I always wake before five, on purpose, into a quiet that feels almost stolen. No alarm earns this hour; you just decide the city is worth meeting before it puts its face on. Out the door, the avenues are mine — the metal security gates still down over every shopfront, the storefronts holding their breath. I run north, toward the park, and the only traffic light running is the one in my own chest.
The reservoir path is the most honest air in the city. I take it, and turn for home as the sky goes from grey to something warmer. By half past seven the gates begin to roll up, one after another — that long metallic clatter that means the city has decided to wake. Yellow buses pull to the curb along the avenues to gather the smallest commuters.
Then, the machine starts.
Somewhere in the first mile, unbidden, the Cranberries' "Dreams" starts up in my ears — that voice, all the way from the nineties, scoring a morning it never knew about. I don't fight it. I suspect I've been running inside a film since before I ever ran here: the opening of You've Got Mail, 1998, printed on me deep — Joe Fox stepping out of his apartment building into the morning, Kathleen Kelly coming down the steps of a classic brownstone, the city arranged like a stage set for two people who don't yet know they're in the same story.
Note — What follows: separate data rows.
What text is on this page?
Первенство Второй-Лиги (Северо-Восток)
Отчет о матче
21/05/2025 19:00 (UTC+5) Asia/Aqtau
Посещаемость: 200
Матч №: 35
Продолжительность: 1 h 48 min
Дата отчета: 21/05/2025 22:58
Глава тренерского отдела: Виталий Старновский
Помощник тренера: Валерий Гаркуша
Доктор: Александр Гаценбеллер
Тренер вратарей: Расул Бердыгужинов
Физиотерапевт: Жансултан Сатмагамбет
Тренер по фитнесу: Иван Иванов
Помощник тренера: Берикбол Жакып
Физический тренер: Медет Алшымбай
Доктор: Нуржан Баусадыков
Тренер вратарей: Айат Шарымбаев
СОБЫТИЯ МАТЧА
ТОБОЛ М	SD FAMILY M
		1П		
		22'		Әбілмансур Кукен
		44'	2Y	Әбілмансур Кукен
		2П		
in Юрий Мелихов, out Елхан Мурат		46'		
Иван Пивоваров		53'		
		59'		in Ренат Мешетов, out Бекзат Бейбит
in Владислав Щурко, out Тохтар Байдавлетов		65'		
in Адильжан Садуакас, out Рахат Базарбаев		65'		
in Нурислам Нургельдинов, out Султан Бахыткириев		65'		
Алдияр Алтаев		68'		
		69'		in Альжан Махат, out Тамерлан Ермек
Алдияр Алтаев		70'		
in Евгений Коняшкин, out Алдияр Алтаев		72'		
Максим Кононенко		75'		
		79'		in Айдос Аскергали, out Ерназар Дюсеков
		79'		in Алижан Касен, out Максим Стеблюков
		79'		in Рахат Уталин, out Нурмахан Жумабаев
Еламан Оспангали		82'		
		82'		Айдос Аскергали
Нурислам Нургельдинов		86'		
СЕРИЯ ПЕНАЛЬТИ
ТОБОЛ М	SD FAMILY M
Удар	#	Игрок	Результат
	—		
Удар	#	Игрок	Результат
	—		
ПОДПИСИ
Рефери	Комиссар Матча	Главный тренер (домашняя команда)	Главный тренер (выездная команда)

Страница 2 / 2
That's the secret the empty hour keeps. The city you run through before the gates go up is a different city — not the one that bills you by the minute, but the one you get to author for a little while, soundtrack and all. The crowd will arrive and claim it back. It always does. But the first draft of the morning is mine, and I write it on foot.
The gates finish rising. I slow to a walk.
A. Skipper's Log
"Morning is when I am awake and there is a dawn in me." — Henry David Thoreau, Walden
The city wakes on schedule. Whether you do is the only part you actually control.